El salón de primer grado de dibujo está casi vacío. En la plataforma central posa Elisa, una mujer de más de sesenta años; sus carnes ajadas poco motivan a los estudiantes, por lo que la mayoría se ha ido al salón de junto, donde la modelo es Alma, una jovencita veinteañera cuya piel blanquísima “no tiene ni una mácula”, como dijera uno de los alumnos. Es una de las ventajas de esa escuela de arte, ya que los alumnos pueden asistir a un aula o a otra.
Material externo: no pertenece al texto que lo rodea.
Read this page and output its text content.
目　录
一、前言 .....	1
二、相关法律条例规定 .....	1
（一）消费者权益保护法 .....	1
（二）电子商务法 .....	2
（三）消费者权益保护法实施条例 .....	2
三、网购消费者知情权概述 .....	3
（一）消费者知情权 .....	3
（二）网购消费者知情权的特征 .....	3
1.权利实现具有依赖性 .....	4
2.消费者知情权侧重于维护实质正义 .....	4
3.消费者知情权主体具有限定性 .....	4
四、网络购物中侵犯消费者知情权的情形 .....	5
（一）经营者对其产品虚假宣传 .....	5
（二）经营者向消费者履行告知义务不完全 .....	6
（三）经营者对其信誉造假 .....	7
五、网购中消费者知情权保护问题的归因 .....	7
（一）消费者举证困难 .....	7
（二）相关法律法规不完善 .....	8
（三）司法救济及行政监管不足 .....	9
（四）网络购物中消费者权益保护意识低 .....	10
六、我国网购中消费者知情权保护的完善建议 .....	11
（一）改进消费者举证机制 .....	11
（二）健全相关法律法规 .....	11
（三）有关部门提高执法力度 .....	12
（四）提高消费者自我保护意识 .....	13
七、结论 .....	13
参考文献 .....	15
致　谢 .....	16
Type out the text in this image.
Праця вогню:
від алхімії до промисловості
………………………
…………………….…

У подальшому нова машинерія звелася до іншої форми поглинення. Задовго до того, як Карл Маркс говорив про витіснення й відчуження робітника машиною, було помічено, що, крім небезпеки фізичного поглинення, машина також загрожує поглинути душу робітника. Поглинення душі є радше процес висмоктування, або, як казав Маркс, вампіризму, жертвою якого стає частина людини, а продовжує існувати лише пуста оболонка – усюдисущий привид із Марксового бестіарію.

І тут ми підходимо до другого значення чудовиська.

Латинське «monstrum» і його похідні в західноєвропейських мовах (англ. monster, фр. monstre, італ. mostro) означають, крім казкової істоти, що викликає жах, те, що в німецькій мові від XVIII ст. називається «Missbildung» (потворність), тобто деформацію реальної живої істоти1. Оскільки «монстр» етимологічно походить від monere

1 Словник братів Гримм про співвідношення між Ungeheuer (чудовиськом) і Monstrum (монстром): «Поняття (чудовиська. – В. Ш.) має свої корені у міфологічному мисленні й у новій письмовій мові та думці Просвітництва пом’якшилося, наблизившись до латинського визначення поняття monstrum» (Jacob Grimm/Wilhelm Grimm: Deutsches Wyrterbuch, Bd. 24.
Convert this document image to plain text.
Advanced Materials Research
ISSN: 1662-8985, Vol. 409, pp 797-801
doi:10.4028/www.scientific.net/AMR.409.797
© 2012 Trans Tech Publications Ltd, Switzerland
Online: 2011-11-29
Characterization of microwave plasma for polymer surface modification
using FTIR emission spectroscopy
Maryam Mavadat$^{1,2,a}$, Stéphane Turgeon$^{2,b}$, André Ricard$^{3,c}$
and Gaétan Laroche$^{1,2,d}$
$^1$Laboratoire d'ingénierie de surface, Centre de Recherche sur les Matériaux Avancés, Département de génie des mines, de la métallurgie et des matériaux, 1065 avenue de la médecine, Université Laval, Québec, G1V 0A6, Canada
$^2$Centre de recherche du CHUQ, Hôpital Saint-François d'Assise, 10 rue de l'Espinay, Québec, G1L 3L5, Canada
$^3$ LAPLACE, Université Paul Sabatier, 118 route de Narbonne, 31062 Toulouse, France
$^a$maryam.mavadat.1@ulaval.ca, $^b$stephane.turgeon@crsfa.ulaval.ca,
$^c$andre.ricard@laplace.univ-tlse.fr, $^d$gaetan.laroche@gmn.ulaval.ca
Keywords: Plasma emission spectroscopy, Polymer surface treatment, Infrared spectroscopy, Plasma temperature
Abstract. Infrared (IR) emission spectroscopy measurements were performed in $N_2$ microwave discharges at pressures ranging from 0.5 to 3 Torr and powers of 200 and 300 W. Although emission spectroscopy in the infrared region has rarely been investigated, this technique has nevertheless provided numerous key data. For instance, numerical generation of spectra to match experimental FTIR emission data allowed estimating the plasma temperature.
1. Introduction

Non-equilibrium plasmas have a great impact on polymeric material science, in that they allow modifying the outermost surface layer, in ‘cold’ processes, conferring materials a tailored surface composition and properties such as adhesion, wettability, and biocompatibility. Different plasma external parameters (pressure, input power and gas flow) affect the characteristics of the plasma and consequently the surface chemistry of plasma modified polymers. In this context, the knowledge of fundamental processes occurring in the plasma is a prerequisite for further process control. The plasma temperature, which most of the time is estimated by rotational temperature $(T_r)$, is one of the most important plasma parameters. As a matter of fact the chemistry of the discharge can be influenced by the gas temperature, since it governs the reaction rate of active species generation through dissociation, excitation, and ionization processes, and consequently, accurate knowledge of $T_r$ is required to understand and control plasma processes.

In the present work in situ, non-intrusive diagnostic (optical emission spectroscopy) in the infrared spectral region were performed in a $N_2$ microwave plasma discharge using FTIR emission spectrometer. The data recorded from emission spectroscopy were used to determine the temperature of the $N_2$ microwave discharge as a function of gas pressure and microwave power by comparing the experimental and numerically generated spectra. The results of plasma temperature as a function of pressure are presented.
Los lápices o carboncillos fluyen libremente sobre los papeles, ya que el maestro de la clase no ha llegado y entonces los alumnos no tienen que seguir las directrices rígidas que los orilla a “desdibujar”. Se combate el dibujo y pintura tradicionalistas y se cae en una nueva tradición, en una nueva figuración
Los rasgos faciales y el color de la piel de Elisa, evidencian su posible origen afroamericano (como se dice ahora, no queriendo ser peyorativos y cayendo en lo mismo al usar una etiqueta más). Es de estatura baja; su físico delgado, se ha acentuado al perder masa muscular por la edad; su hirsuta cabellera, muy corta, casi ha encanecido totalmente. Tiene que seguir trabajando pues aunque ya tiene la antigüedad para jubilarse, no lo hace porque con lo poco que le depositarían no le alcanzaría para vivir ella y su único hijo. Su esposo, quien era barrendero, la abandonó hace varios años, “Se fue con otra vieja”, dice ella cada vez que le preguntan por él..
Elisa siempre ha pensado que su trabajo en realidad no es “trabajo”, ya que sólo consiste en despojarse de su ropa y permanecer por períodos de treinta minutos sin moverse (con diez de descanso), en la pose que le indique el maestro, mientras los estudiantes la dibujan desde el ángulo que les toque. Para aguantar la inmovilidad, la mujer ocupa el tiempo en recordar su vida pasada o en organizar las actividades que realizará al llegar a su casa o en el futuro cercano.
De esta manera, a veces ha recordado la época en que conoció a Fidel, un hombre de treinta y dos años ya “dejado” por su anterior mujer. Aunque él tenía la inclinación por el alcohol, Elisa lo aceptó porque ella también rebasaba la treintena de años y no encontraba una pareja estable. “Ya estoy macicita”, se decía y, además, no quería ser una “señorita quedada”, como decían en su pueblo de la Costa Chica de Guerrero; así que un día se fue a vivir con Fidel. Por cierto que el hombre “era muy sociable” (“así debo ser para ganarme a las güeritas y que me den su basura, sino no sale pa’la papa”, decía para justificarse, aunque en la colonia se rumoraba que tenía “hijos regados” por todos lados, la mayoría, seguramente, con las sirvientas de las casas).
Debido a su situación, Elisa no se puso muy exigente con Fidel y cuando alguna vecina le comentaba sobre los rumores de su múltiple paternidad, ella sólo respondía “Es que mi viejo tiene su pegue”, aunque internamente profería improperios contra la “impertinente comunicadora”. Además, debido a su trabajo, el hombre no le pedía mucho a la mujer: sólo que le tuviera la comida diaria, “calientita” para cuando llegara, que conservara “levantada” la casa y el sábado, el día que le tocaba bañarse, le diera su ropa limpia y “bien planchadita”.
Después de dos años de cohabitar, la mujer salió embarazada y posteriormente tuvo un niño al que le diagnosticaron Síndrome de Down. “Debe haber sido porque no me alimenté bien o porque cuando estaba embarazada hubo un eclipse y no me protegí, como decía mi abuela”, respondía Elisa a toda persona que le preguntaba sobre el niño.
El menor fue bautizado con el nombre de Prudencio, y a partir de su nacimiento se convirtió en el permanente acompañante de la mujer. No obstante, para Fidel la noticia que tenía un hijo “tontito”, como él decía, no fue de su agrado y cuando el niño cumplió un año, abandonó la casa.
Al verse desprotegida, y sin recursos para mantener a su niño, Elisa se enteró por medio de su comadre Esperanza, que trabajaba de modelo en la escuela de arte, que estaban solicitando personal y fue así que encontró su actual manera de vivir.
-¡Doña Elisa ya terminó la clase! –dijo un alumno a la mujer, quien reaccionando bajó de la tarima, tomó su bata y se dirigió al privado para vestirse.
Una vez arreglada, se acercó a su hijo, que invariablemente permanecía sentado en un rincón del salón viendo a los alumnos y a su madre, sin comprender lo que sucedía, pues su problema era profundo. Lo tomó de la mano y ambos se dirigieron a la salida. Ya había oscurecido; llegaron a la parada para esperar un microbús los llevara a uno de los suburbios de la gran ciudad, donde vivían.